Mike Neggie: I live in Patterson, N.Y.; I work in Westchester. I'm a Verizon employee; a CWA 1103 member. Personally, I'd like to see more responsible legislation passed on a federal level. Hopefully make the corporations and the wealthy people pay their fair share of income tax and maybe give back to the society that has helped them come up for what they have.
One of the voices from the Occupy Wall Street rally in Manhattan today. We asked Marketplace's John Dimsdale to look at what might be next for the movement.
John Dimsdale: The Occupy Wall Street movement has yet to unite behind one set of demands.
Brayden King studies social movements at the Kellogg School of Management. He says the movement has to find leaders, create a structure and identify villains.
Brayden King: Maybe it'll be a corporation or a set of corporations. If they want to have influence, they have to have something they're going after.
He says progressive organizations like MoveOn are already backing the movement. Today, AFL-CIO President Richard Trumka endorsed the protests as a powerful force for pressuring lawmakers to vote for job-creating legislation.
Richard Trumka: There's a groundswell happening. People across the country declaring that we are the 99 percent and we need a voice.
But Prof. King says there's a risk in labor's embrace of the Occupy movement.

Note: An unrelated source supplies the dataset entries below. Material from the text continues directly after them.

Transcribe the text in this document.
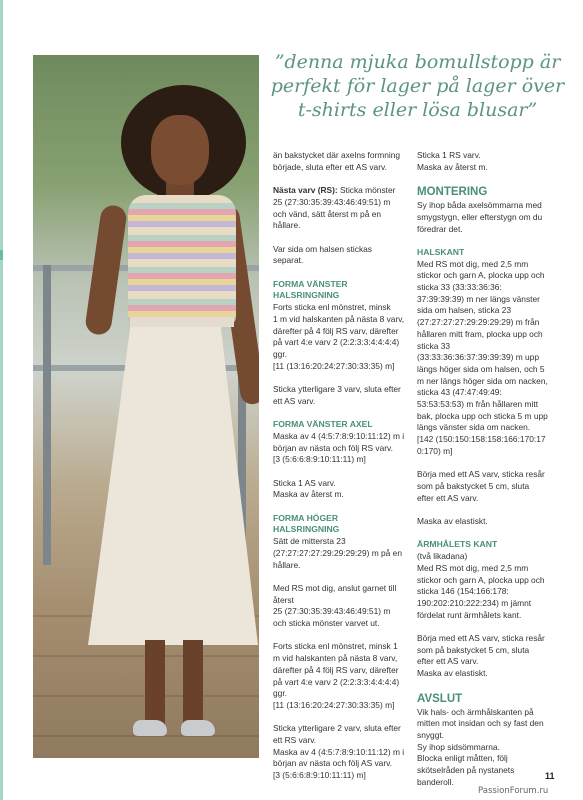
”denna mjuka bomullstopp är
perfekt för lager på lager över
t-shirts eller lösa blusar”

än bakstycket där axelns formning
började, sluta efter ett AS varv.

Nästa varv (RS): Sticka mönster
25 (27:30:35:39:43:46:49:51) m
och vänd, sätt återst m på en
hållare.

Var sida om halsen stickas
separat.

FORMA VÄNSTER
HALSRINGNING

Forts sticka enl mönstret, minsk
1 m vid halskanten på nästa 8 varv,
därefter på 4 följ RS varv, därefter
på vart 4:e varv 2 (2:2:3:3:4:4:4:4)
ggr.
[11 (13:16:20:24:27:30:33:35) m]

Sticka ytterligare 3 varv, sluta efter
ett AS varv.

FORMA VÄNSTER AXEL

Maska av 4 (4:5:7:8:9:10:11:12) m i
början av nästa och följ RS varv.
[3 (5:6:6:8:9:10:11:11) m]

Sticka 1 AS varv.
Maska av återst m.

FORMA HÖGER
HALSRINGNING

Sätt de mittersta 23
(27:27:27:27:29:29:29:29) m på en
hållare.

Med RS mot dig, anslut garnet till
återst
25 (27:30:35:39:43:46:49:51) m
och sticka mönster varvet ut.

Forts sticka enl mönstret, minsk 1
m vid halskanten på nästa 8 varv,
därefter på 4 följ RS varv, därefter
på vart 4:e varv 2 (2:2:3:3:4:4:4:4)
ggr.
[11 (13:16:20:24:27:30:33:35) m]

Sticka ytterligare 2 varv, sluta efter
ett RS varv.
Maska av 4 (4:5:7:8:9:10:11:12) m i
början av nästa och följ AS varv.
[3 (5:6:6:8:9:10:11:11) m]

Sticka 1 RS varv.
Maska av återst m.

MONTERING

Sy ihop båda axelsömmarna med
smygstygn, eller efterstygn om du
föredrar det.

HALSKANT

Med RS mot dig, med 2,5 mm
stickor och garn A, plocka upp och
sticka 33 (33:33:36:36:
37:39:39:39) m ner längs vänster
sida om halsen, sticka 23
(27:27:27:27:29:29:29:29) m från
hållaren mitt fram, plocka upp och
sticka 33
(33:33:36:36:37:39:39:39) m upp
längs höger sida om halsen, och 5
m ner längs höger sida om nacken,
sticka 43 (47:47:49:49:
53:53:53:53) m från hållaren mitt
bak, plocka upp och sticka 5 m upp
längs vänster sida om nacken.
[142 (150:150:158:158:166:170:17
0:170) m]

Börja med ett AS varv, sticka resår
som på bakstycket 5 cm, sluta
efter ett AS varv.

Maska av elastiskt.

ÄRMHÅLETS KANT

(två likadana)
Med RS mot dig, med 2,5 mm
stickor och garn A, plocka upp och
sticka 146 (154:166:178:
190:202:210:222:234) m jämnt
fördelat runt ärmhålets kant.

Börja med ett AS varv, sticka resår
som på bakstycket 5 cm, sluta
efter ett AS varv.
Maska av elastiskt.

AVSLUT

Vik hals- och ärmhålskanten på
mitten mot insidan och sy fast den
snyggt.
Sy ihop sidsömmarna.
Blocka enligt måtten, följ
skötselråden på nystanets
banderoll.

11
PassionForum.ru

King: The danger for them is there's a tension between maintaining this grassroots capacity that they've set up, and then setting up objectives that are clear but that also allow them to be co-opted by bigger players.
More established progressives, like Maryland Congresswoman Donna Edwards, say labor's money and structure is important.
Donna Edwards: The increased attention and participation by organized movements are gonna to help them turn those concerns about the economy and their circumstance into real demands for the system.
It worked for the Tea Party, she says. Now it's the progressive movement's turn.
In Washington, I'm John Dimsdale for Marketplace.